Картина, которую она увидела, подтвердила ее впечатления, но одновременно и разочаровала. Тщательно вырисованный удлиненный кусок плоти выглядел не более чудесно и таинственно, чем обыкновенный палец, в то время как рассеченные ухо и глаз запечатлелись в ее памяти как скрытые внутри тела образцы невообразимой красоты и сложности. Созерцание обнаженного мужчины целиком оказалось всего лишь простым подтверждением того, что было давно угадано и вряд ли стоило слишком глубоких раздумий. Правда, именно на основе таких раздумий она часто напоминала себе, что в действительности никому не принадлежит и что мысли ее свободны, невзирая на гнет, который она порой чувствовала.
Она уселась на пол библиотеки Д'Аламбера и просмотрела до конца книгу по анатомии. Текст был ей непонятен, но иллюстрации не погасили, а, наоборот, разожгли жажду познания. Жюстина увидела плод, уютно свернувшийся в утробе матери. Рисунок заставил ее содрогнуться от отвращения. Неужели живую женщину разрезали, чтобы сделать этот рисунок? Или, быть может, это иллюстрация того, как надо удалять из чрева матери ребенка при некоторых обстоятельствах? Жюстина слышала о таких случаях, и эти мысли делали перспективу возможной беременности еще более пугающей. В то время она была замужем всего восемнадцать месяцев, но прошло уже пять лет, а она до сих пор чувствует облегчение от того, что ей удается (пока) избежать риска беременности. Такой удаче — Жюстина была в этом уверена — она обязана Анри. Ей захотелось еще раз открыть ту книгу, которая теперь стояла на полке мсье Д'Аламбера, чтобы постараться подтвердить свою догадку.
Заглянула Жюстина и в другие книги, прежде чем втащить тяжеленный ящик в кабинет. Некоторые были на иностранных языках, некоторые наполнены непонятными символами, о которых она знала, что это математические значки. Но были среди томов и такие, текст которых был ей понятен. У Жюстины было слишком мало времени, чтобы разобраться, какие книги своей библиотеки Д'Аламбер считал настолько важными, что распорядился перенести их поближе к письменному столу.
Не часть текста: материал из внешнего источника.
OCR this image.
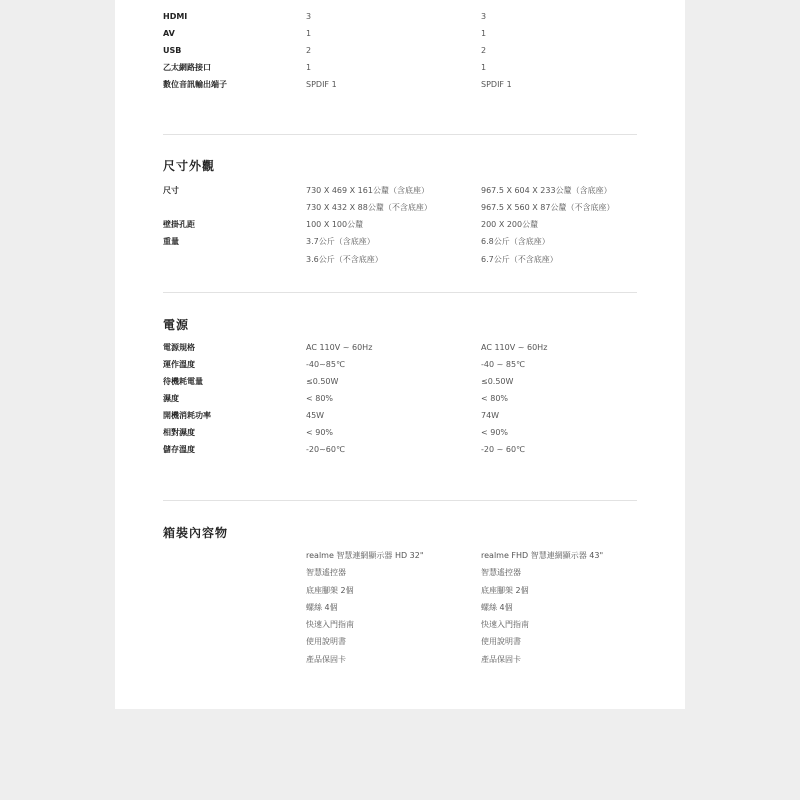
HDMI	3	3
AV	1	1
USB	2	2
乙太網路接口	1	1
數位音訊輸出端子	SPDIF 1	SPDIF 1
尺寸外觀
尺寸	730 X 469 X 161公釐（含底座）	967.5 X 604 X 233公釐（含底座）
730 X 432 X 88公釐（不含底座）	967.5 X 560 X 87公釐（不含底座）
壁掛孔距	100 X 100公釐	200 X 200公釐
重量	3.7公斤（含底座）	6.8公斤（含底座）
3.6公斤（不含底座）	6.7公斤（不含底座）
電源
電源規格	AC 110V ~ 60Hz	AC 110V ~ 60Hz
運作溫度	-40~85℃	-40 ~ 85℃
待機耗電量	≤0.50W	≤0.50W
濕度	< 80%	< 80%
開機消耗功率	45W	74W
相對濕度	< 90%	< 90%
儲存溫度	-20~60℃	-20 ~ 60℃
箱裝內容物
realme 智慧連網顯示器 HD 32"	realme FHD 智慧連網顯示器 43"
智慧遙控器	智慧遙控器
底座腳架 2個	底座腳架 2個
螺絲 4個	螺絲 4個
快速入門指南	快速入門指南
使用說明書	使用說明書
產品保固卡	產品保固卡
Что придавало им такую значимость? В ящике не оказалось ни Библии, ни других набожных или благочестивых по своей природе книг. Вместо этого были фолианты по точным наукам и естествознанию, иллюстрации всего мыслимого — станок для производства ножей, одетые в накидки люди какого-то африканского племени. Горы, реки и дальние страны. Пьесы, стихи и романы. Жюстина даже слышала имена авторов некоторых из них. Только в одном ящике — настоящая вселенная мысли! Когда она наконец втащила ящик в кабинет, ей показалось, что он стал легче, отдав ей часть заключенной в нем мудрости.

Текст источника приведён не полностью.